"Targets" de Peter Bogdanovitch ("La cible" en français) est un film de série B à la splendeur et à l'importance sous estimée. "Travaillant" la part nécrophile de la cinéphilie, le réalisateur (critique spécialiste de John Ford) réussit à faire se rejoindre deux lignes scénaristiques apparemment sans lieu commun, aidé en cela par un certain Samuel Fuller même pas crédité au générique (quoique largement remercié dans les bonus par Bogdanovitch lui-même).

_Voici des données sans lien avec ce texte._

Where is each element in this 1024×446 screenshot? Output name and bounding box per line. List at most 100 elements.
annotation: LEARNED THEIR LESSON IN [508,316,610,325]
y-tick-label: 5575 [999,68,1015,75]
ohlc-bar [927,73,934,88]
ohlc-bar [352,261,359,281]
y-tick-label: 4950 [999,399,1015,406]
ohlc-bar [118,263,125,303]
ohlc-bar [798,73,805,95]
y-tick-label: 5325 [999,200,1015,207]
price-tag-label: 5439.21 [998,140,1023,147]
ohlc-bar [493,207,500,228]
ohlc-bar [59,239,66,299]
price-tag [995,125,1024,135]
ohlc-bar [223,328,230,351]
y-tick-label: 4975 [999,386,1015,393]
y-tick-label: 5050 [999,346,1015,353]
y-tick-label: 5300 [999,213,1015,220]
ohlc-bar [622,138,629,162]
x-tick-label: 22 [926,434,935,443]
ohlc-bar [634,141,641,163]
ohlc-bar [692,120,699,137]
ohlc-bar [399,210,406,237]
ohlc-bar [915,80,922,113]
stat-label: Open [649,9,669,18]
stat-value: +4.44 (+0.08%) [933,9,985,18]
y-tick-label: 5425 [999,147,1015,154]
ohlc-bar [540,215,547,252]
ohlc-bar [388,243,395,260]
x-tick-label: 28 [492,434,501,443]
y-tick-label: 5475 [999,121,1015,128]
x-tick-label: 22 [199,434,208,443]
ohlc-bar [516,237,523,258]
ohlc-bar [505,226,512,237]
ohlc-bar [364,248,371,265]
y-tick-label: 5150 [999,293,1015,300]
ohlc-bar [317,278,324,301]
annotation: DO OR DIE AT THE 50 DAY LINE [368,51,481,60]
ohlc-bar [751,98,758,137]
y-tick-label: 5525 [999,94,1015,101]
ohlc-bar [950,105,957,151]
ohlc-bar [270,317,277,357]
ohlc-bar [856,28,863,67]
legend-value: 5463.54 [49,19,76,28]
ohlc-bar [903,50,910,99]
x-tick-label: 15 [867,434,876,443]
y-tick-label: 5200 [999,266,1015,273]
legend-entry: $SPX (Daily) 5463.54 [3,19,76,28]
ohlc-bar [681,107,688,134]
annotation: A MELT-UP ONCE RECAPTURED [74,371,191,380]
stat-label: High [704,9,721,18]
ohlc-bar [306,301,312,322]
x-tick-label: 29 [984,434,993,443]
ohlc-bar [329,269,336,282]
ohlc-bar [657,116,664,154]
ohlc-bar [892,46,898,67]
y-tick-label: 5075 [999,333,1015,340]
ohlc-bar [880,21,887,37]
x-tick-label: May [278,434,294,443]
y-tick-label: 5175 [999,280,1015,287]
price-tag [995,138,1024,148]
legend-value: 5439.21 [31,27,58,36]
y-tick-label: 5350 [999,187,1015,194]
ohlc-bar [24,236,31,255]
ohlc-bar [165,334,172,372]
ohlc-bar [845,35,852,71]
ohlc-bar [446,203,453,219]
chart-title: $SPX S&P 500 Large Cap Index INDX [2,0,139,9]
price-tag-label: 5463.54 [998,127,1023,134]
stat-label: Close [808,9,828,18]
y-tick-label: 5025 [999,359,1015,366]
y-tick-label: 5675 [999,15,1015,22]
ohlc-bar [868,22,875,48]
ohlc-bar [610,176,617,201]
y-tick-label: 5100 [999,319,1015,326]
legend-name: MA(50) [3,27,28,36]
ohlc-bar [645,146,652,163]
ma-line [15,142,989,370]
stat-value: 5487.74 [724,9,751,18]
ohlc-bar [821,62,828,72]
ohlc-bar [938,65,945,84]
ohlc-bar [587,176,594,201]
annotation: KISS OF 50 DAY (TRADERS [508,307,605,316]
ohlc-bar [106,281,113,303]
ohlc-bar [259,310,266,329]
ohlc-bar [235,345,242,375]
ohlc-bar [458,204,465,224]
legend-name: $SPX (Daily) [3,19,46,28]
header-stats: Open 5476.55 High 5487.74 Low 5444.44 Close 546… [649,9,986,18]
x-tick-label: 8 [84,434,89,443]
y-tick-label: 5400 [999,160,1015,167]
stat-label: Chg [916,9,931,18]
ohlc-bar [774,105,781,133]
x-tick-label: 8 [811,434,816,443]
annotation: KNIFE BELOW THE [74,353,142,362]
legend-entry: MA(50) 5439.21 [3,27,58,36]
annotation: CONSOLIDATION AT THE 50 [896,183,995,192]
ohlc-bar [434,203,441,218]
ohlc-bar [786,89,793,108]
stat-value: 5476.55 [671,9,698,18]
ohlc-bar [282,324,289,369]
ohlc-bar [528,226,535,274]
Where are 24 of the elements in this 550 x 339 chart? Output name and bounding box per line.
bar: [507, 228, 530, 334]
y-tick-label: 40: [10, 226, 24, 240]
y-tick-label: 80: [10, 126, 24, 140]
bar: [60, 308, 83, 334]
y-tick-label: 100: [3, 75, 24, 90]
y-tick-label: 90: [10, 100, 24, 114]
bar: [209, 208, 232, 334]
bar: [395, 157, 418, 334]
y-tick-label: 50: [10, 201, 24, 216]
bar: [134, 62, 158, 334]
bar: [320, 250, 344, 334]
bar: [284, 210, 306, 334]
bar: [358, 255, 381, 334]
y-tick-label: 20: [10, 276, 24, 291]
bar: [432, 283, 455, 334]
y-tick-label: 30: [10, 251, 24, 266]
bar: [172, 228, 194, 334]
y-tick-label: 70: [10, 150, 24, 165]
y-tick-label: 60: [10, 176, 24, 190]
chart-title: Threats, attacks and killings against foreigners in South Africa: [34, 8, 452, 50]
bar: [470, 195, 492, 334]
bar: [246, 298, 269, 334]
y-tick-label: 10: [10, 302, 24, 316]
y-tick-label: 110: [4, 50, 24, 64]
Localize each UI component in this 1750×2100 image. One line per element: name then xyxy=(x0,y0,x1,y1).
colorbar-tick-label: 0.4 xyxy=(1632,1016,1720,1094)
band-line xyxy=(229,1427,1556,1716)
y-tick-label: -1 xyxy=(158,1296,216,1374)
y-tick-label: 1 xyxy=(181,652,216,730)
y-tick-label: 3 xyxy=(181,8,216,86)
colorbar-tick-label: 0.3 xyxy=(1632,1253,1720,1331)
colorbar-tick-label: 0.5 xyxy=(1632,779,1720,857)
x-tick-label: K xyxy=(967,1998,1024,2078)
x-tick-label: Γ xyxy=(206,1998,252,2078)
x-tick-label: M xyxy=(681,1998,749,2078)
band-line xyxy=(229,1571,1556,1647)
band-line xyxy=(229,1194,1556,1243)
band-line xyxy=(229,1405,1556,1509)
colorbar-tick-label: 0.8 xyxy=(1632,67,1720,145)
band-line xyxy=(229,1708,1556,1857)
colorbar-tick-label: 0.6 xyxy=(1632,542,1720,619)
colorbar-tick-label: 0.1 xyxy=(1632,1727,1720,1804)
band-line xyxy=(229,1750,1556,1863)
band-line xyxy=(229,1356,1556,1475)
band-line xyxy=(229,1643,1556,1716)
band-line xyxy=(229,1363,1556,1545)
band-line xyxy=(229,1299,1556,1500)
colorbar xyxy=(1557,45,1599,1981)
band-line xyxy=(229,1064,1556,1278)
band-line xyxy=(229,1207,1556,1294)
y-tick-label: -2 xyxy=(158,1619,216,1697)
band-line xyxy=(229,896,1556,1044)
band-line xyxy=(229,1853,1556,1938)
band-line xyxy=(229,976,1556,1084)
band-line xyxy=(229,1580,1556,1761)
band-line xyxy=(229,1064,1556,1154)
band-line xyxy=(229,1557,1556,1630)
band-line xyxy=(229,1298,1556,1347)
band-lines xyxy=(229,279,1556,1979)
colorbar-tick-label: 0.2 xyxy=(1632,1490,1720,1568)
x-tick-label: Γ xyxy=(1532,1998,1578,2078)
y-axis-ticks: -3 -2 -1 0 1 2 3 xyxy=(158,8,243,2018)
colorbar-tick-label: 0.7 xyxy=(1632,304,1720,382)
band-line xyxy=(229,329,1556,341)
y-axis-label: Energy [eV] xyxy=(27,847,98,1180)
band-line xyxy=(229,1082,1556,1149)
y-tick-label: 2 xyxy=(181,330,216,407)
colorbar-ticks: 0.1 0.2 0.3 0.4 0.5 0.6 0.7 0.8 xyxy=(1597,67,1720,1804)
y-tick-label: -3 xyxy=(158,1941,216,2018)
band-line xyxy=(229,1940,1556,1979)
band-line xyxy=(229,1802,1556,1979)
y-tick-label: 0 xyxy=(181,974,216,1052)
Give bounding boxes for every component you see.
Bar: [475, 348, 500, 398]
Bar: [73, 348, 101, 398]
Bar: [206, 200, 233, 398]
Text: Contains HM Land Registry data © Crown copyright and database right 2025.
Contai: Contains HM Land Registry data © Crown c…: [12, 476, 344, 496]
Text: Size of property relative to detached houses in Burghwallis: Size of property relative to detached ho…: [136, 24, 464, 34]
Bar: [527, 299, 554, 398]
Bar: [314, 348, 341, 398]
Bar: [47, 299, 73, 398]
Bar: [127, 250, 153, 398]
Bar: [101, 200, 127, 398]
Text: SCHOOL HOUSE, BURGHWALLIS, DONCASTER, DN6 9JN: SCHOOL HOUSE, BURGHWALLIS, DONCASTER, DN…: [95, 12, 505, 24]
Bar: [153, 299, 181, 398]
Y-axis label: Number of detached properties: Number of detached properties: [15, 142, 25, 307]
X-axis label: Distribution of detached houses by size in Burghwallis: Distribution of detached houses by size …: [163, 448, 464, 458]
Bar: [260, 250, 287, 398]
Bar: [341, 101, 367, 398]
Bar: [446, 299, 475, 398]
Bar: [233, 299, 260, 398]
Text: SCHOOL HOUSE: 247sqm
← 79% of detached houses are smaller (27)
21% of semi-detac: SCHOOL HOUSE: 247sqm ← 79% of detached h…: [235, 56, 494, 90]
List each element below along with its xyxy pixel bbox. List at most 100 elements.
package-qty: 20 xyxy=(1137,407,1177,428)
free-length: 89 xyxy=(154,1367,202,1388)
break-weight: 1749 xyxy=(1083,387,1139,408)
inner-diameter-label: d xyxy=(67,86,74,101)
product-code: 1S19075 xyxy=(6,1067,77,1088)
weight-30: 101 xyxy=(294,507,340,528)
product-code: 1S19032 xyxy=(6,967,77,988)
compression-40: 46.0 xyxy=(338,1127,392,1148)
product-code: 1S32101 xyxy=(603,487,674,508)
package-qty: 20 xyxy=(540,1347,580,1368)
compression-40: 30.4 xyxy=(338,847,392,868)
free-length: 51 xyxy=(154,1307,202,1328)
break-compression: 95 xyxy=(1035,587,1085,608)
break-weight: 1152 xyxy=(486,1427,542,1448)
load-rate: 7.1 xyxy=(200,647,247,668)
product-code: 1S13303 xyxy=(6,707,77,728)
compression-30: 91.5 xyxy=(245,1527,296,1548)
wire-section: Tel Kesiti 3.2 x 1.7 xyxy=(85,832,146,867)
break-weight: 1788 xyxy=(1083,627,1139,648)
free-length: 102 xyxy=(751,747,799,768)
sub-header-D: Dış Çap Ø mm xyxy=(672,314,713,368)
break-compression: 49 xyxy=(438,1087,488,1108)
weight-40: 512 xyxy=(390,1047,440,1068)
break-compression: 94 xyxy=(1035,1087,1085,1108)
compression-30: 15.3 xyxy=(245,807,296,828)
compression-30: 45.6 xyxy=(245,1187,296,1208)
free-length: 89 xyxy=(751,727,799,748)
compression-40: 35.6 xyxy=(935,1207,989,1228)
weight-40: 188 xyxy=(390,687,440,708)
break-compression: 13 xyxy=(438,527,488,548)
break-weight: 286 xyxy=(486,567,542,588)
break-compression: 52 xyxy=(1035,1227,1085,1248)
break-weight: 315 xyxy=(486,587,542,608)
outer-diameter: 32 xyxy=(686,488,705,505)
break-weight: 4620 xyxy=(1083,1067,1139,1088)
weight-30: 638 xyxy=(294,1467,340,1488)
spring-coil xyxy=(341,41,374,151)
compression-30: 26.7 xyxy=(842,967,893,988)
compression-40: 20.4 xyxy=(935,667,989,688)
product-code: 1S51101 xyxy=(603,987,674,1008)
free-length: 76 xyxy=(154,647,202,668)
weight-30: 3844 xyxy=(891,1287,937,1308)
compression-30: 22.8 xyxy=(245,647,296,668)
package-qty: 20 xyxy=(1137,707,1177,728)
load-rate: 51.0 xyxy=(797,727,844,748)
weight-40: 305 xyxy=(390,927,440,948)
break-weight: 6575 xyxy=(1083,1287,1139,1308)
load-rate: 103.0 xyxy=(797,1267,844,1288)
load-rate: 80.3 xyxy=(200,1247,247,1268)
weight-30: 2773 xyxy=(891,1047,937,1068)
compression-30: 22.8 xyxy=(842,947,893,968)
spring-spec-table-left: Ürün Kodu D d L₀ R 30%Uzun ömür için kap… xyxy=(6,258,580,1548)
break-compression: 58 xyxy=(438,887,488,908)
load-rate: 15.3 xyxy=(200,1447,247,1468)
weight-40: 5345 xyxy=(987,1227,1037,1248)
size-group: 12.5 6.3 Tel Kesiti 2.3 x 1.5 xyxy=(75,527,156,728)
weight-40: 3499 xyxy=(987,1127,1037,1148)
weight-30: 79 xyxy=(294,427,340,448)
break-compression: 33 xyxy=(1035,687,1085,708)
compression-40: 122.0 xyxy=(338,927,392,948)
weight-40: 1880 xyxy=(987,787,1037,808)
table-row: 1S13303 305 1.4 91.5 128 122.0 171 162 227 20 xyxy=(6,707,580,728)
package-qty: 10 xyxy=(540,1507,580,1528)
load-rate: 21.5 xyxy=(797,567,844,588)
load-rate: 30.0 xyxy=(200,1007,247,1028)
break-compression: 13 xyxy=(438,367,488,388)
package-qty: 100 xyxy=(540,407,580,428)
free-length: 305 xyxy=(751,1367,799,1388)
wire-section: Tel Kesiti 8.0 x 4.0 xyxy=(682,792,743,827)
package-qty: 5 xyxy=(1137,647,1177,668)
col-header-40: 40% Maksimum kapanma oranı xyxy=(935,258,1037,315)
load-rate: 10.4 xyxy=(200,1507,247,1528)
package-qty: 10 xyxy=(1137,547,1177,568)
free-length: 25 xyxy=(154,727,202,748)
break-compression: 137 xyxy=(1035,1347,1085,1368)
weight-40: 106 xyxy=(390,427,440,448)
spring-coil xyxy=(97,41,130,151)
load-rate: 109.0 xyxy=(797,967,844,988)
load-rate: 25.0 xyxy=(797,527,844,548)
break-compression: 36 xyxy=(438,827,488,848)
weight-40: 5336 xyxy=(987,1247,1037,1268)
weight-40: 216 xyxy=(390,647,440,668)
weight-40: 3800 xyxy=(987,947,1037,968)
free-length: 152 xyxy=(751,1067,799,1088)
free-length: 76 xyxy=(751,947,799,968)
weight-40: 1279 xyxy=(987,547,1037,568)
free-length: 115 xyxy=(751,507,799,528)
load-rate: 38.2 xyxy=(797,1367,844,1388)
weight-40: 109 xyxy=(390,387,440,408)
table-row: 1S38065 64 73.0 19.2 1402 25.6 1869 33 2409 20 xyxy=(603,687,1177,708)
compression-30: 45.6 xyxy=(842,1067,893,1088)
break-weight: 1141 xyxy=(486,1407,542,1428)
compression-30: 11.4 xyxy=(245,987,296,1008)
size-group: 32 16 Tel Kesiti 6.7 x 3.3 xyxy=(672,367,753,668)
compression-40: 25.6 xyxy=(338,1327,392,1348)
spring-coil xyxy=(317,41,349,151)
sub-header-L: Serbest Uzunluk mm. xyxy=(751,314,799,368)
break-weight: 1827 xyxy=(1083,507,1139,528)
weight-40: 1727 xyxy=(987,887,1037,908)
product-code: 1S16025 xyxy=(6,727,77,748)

Deux lignes scénaristiques, deux trajectoires pour une seule histoire.

D'un côté, un Tim O Kelly glacial en tueur psychopathe (l'avénement du serial killer), celui ci incarne l'horreur moderne; de l'autre côté : Boris Karloff, immense acteur dans son propre rôle, figure emblématique s'il en est, incarnant l'horreur du passé, celle du cinéma muet et des monstres... Depuis les couleurs employées jusqu'au montage délicat des scènes, tout dans ce film rayonne de justesse et d'à-propos en plus de faire preuve d'inventivité. Après le plan final au demeurant magnifique, Bogdanovitch ne retrouvera jamais plus dans ces films suivants, une telle forme. On ne peut que regretter que ce film soit si peu connu.